From Publishers Weekly
James Jessel was an unappealing child, to his parents, his teachers and himself. His 16th summer, spent in the south of France with schoolmate Waldo Klein, has provided him with the most powerful memories of his youth, all centering around the voluptuous, sensual, idle Mrs. Klein. James and Waldo maintain their acquaintance and 50 years later, after Waldo disappears, James returns to Antibes with his wife, searching for his friend and for meaning. James's memories are revivified but they disclose no secrets. He meets a disillusioned young hitchhiker; his wife picks up a strange couple; and he does see Waldo, working in a seedy circus. That Waldo has returned to this place brings James some consolation. This elliptical novel by a veteran British author offers little in the way of story but is marked by acute observations and ruthless unsentimentality.

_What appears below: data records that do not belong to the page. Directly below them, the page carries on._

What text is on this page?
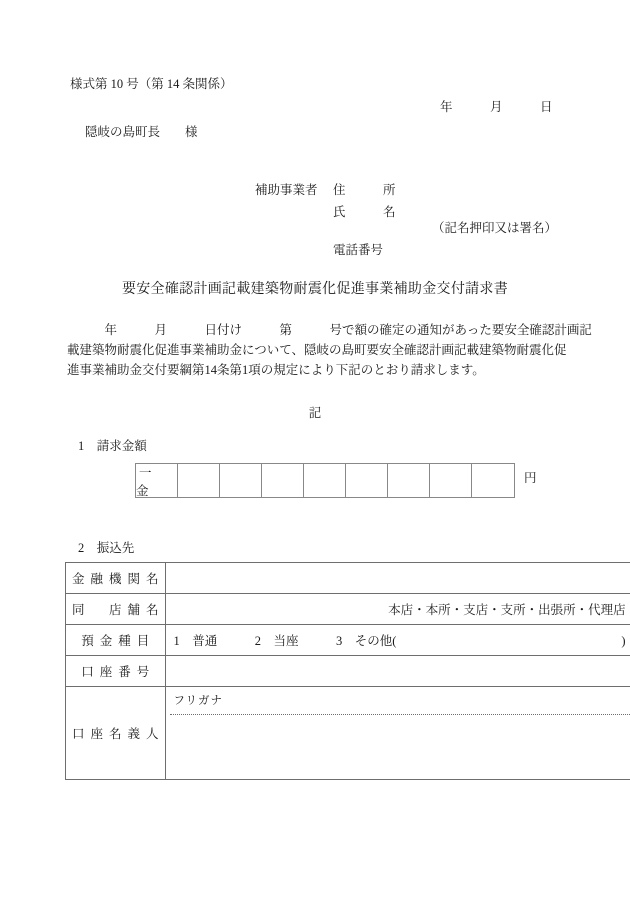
様式第 10 号（第 14 条関係）
年　　　月　　　日
隠岐の島町長　　様
補助事業者	住　　　所
氏　　　名
（記名押印又は署名）
電話番号
要安全確認計画記載建築物耐震化促進事業補助金交付請求書
　　　年　　　月　　　日付け　　　第　　　号で額の確定の通知があった要安全確認計画記
載建築物耐震化促進事業補助金について、隠岐の島町要安全確認計画記載建築物耐震化促
進事業補助金交付要綱第14条第1項の規定により下記のとおり請求します。
記
1　 請求金額
一　金
円
2　 振込先
金融機関名	
同　店舗名	本店・本所・支店・支所・出張所・代理店
預金種目	1　普通　　　2　当座　　　3　その他(　　　　　　　　　　　　　　　　　　)
口座番号	
口座名義人	フリガナ
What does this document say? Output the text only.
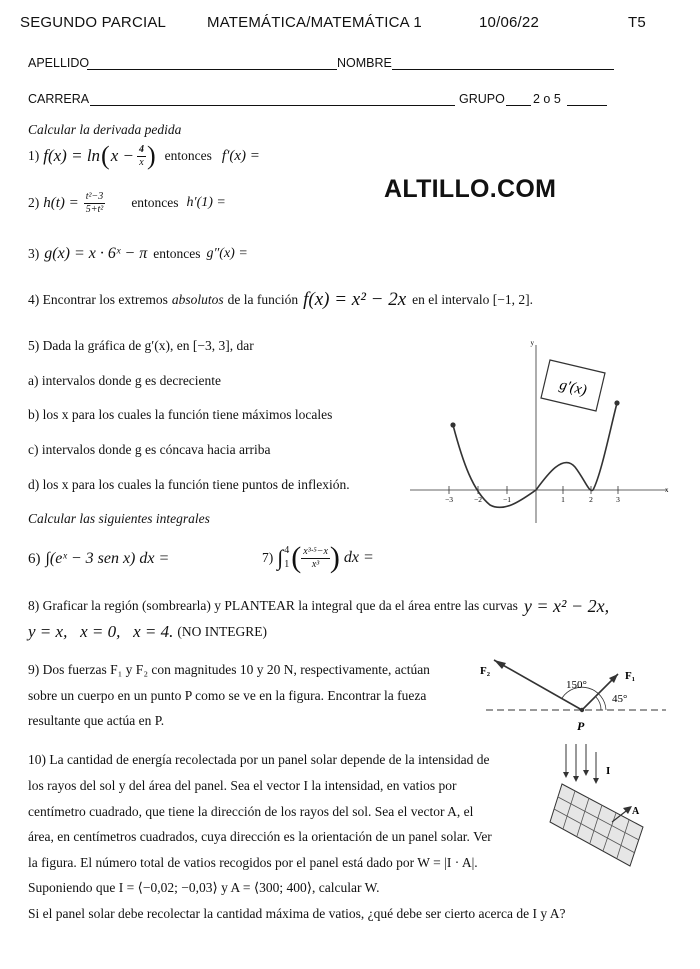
SEGUNDO PARCIAL	MATEMÁTICA/MATEMÁTICA 1	10/06/22	T5
APELLIDO	NOMBRE
CARRERA	GRUPO 2 o 5
Calcular la derivada pedida
1) f(x) = ln ( $x - \frac{4}{x}$ ) entonces f′(x) =
ALTILLO.COM
2) $h(t) = \frac{\text{t²−3}}{\text{5+t²}}$ entonces h′(1) =
3) g(x) = x · 6ˣ − π entonces g″(x) =
4) Encontrar los extremos absolutos de la función f(x) = x² − 2x en el intervalo [−1, 2].
5) Dada la gráfica de g′(x), en [−3, 3], dar
a) intervalos donde g es decreciente
b) los x para los cuales la función tiene máximos locales
c) intervalos donde g es cóncava hacia arriba
d) los x para los cuales la función tiene puntos de inflexión.
y
x
−3	−2	−1	1	2	3
g′(x)
Calcular las siguientes integrales
6) ∫(eˣ − 3 sen x) dx =	7) ∫ 4
1 ( $\frac{\text{x³·⁵−x}}{\text{x³}}$ ) dx =
8) Graficar la región (sombrearla) y PLANTEAR la integral que da el área entre las curvas y = x² − 2x,
y = x,   x = 0,   x = 4. (NO INTEGRE)
9) Dos fuerzas F₁ y F₂ con magnitudes 10 y 20 N, respectivamente, actúan
sobre un cuerpo en un punto P como se ve en la figura. Encontrar la fueza
resultante que actúa en P.
F₂	F₁
150°
45°
P
10) La cantidad de energía recolectada por un panel solar depende de la intensidad de
los rayos del sol y del área del panel. Sea el vector I la intensidad, en vatios por
centímetro cuadrado, que tiene la dirección de los rayos del sol. Sea el vector A, el
área, en centímetros cuadrados, cuya dirección es la orientación de un panel solar. Ver
la figura. El número total de vatios recogidos por el panel está dado por W = |I · A|.
Suponiendo que I = ⟨−0,02; −0,03⟩ y A = ⟨300; 400⟩, calcular W.
Si el panel solar debe recolectar la cantidad máxima de vatios, ¿qué debe ser cierto acerca de I y A?
I
A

Copyright 1986 Reed Business Information, Inc.
About the Author
A. L. Barker (1918-2002) was a short story writer and novelist. Born in St Paul's Cray, Kent, she lived in the same milieu where London borders on Kent and Surrey, for the rest of her life. As her Oxford DNB entry says it was 'the chief setting for her work, which often seemed to partake of the quotidian mysteriousness and even abandonment of these areas.' Her first selection of short stories, Innocents, won the Somerset Maugham award in 1947. Of her short stories, Robert Nye has written, 'stories as carefully composed as poems, quiet and delicate and reserved perhaps, but oddly lingering in the mind.' Although a stranger to commercial success, she never wanted for admirers, Jane Gardam, Francis King, Auberon Waugh, Evelyn Waugh, Rebecca West, John Sutherland, Deborah Moggach, Ronald Blythe, Susan Hill, A. S. Byatt, Adam Mars-Jones, Nina Bawden and Victoria Glendinning being just some of them. A. L. Barker deserves to be better known. Faber Finds is proud to be reissuing her entire oeuvre, six volumes of short stories - Innocents, Novelette with Other Stories, Femina Real, Life Stories, No Words of Love and Element of Doubt - and thirteen novels - Apology for a Hero, A Case Examined, The Joy-Ride and After, Lost Upon the Roundabouts, The Middling, John Brown's Body, Source of Embarrassment, A Heavy Feather, Relative Successes, The Gooseboy, The Woman Who Talked to Herself, Zeph and The Haunt.